Friday, 29 July 2016

Fire damage

This morning Statistics Canada issued its first report on the overall state of the economy since the Fort McMurray wildfires. It revealed that GDP fell by 0.6 percent in the month of May, a slightly worse outcome than the consensus of analysts' expectations. This is the worst single monthly performance since the depths of the financial crisis, back in 2009.  After a strong start in January, GDP has fallen in three of the last four months.

Unsurprisingly, the decline was led by the non-conventional oil sector, which is centered on Fort Mac. Output there plunged by 22 percent in the month, a number that surprises only in the sense that some of the more apocalyptic reportage at the time suggested that the entire sector was basically shut down. As with the stories that seemed to imply that the whole city had been burned to the ground, this was evidently an exaggeration.  There was also a decline in manufacturing output, but this too reflected the impact of the fire, as oil refining is classified as a manufacturing activity.  
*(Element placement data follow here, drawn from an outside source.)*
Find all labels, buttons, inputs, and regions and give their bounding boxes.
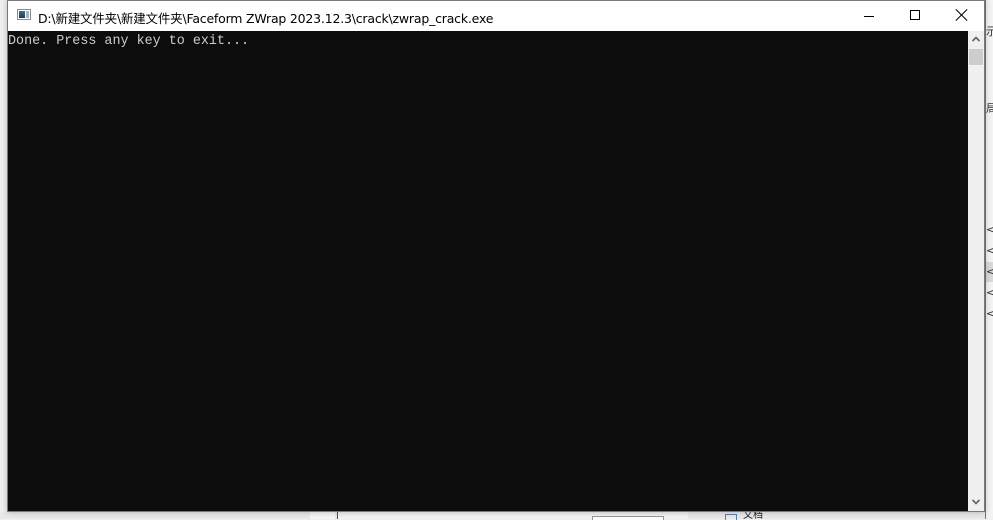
- scroll-up-button[interactable]: [968, 31, 984, 48]
- background-text: 示: [986, 25, 993, 38]
- background-panel: [310, 512, 335, 519]
- close-icon: [955, 9, 967, 21]
- title-bar[interactable]: D:\新建文件夹\新建文件夹\Faceform ZWrap 2023.12.3\…: [8, 1, 984, 31]
- scroll-thumb[interactable]: [969, 49, 983, 65]
- background-list-item: <.: [986, 307, 993, 320]
- maximize-icon: [910, 10, 920, 20]
- maximize-button[interactable]: [892, 1, 938, 31]
- background-list-item: <.: [986, 286, 993, 299]
- chevron-down-icon: [972, 499, 980, 505]
- background-input: [592, 516, 664, 520]
- background-list-item: <.: [986, 265, 993, 278]
- background-list-item: <.: [986, 223, 993, 236]
- background-window-bottom: 文档: [0, 512, 985, 520]
- background-text: 局: [986, 102, 993, 115]
- console-app-icon[interactable]: [17, 9, 31, 20]
- console-window[interactable]: D:\新建文件夹\新建文件夹\Faceform ZWrap 2023.12.3\…: [7, 0, 985, 512]
- chevron-up-icon: [972, 36, 980, 42]
- background-window-right: [985, 0, 993, 519]
- console-output[interactable]: Done. Press any key to exit...: [8, 31, 968, 511]
- close-button[interactable]: [938, 1, 984, 31]
- vertical-scrollbar[interactable]: [968, 31, 984, 511]
- window-title: D:\新建文件夹\新建文件夹\Faceform ZWrap 2023.12.3\…: [38, 11, 494, 26]
- background-list-item: <.: [986, 244, 993, 257]
- minimize-icon: [864, 16, 874, 17]
- document-icon: [725, 514, 737, 520]
- console-line: Done. Press any key to exit...: [8, 34, 250, 49]
- background-text: 文档: [743, 512, 763, 519]
- scroll-down-button[interactable]: [968, 494, 984, 511]
- minimize-button[interactable]: [846, 1, 892, 31]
What next?  June likely saw some recovery in oil sands output, but not to pre-wildfire levels, so it seems certain that even if GDP rebounds somewhat for the month, it will not recoup all of May's losses. As  a result, the quarterly GDP data for Q2 now seem certain to see a decline, which will no doubt see the R-word (for recession) popping up in newspaper headlines again. For Q3 and beyond, barring some further one-off shock, it seems likely that growth will resume its gentle upward trend. The reconstruction effort now underway at Fort Mac will provide a small boost to the overall picture: housing agency CMHC recently described the coming building boom there as unprecedented, but as it's a city of 80,000 in a country with a population of 36 million, the impact should not be overstated.

The really significant takeaway from the May GDP data, and from the economy's sluggish performance since February, is not really about oil per se. Rather, what we are continuing to discover, month after month, is that the Bank of Canada's hopes of seeing a rebalancing of the economy away from resource extraction are looking increasingly forlorn. The manufacturing sector, in particular, is proving itself largely incapable of responding to the supposed advantages created by the lower exchange rate -- no surprise to those of us who think that the decline in the sector is inexorable rather than merely cyclical.

All of this leaves the Bank of Canada stuck on the sidelines, even as evidence grows that its low interest rate policy is producing a housing bubble that is starting to spread beyond just Toronto and Vancouver,  An excitable journalist recently wrote a column about why "low interest rates may last for the rest of your life".  It's certainly starting to feel that way, and that's not a good thing.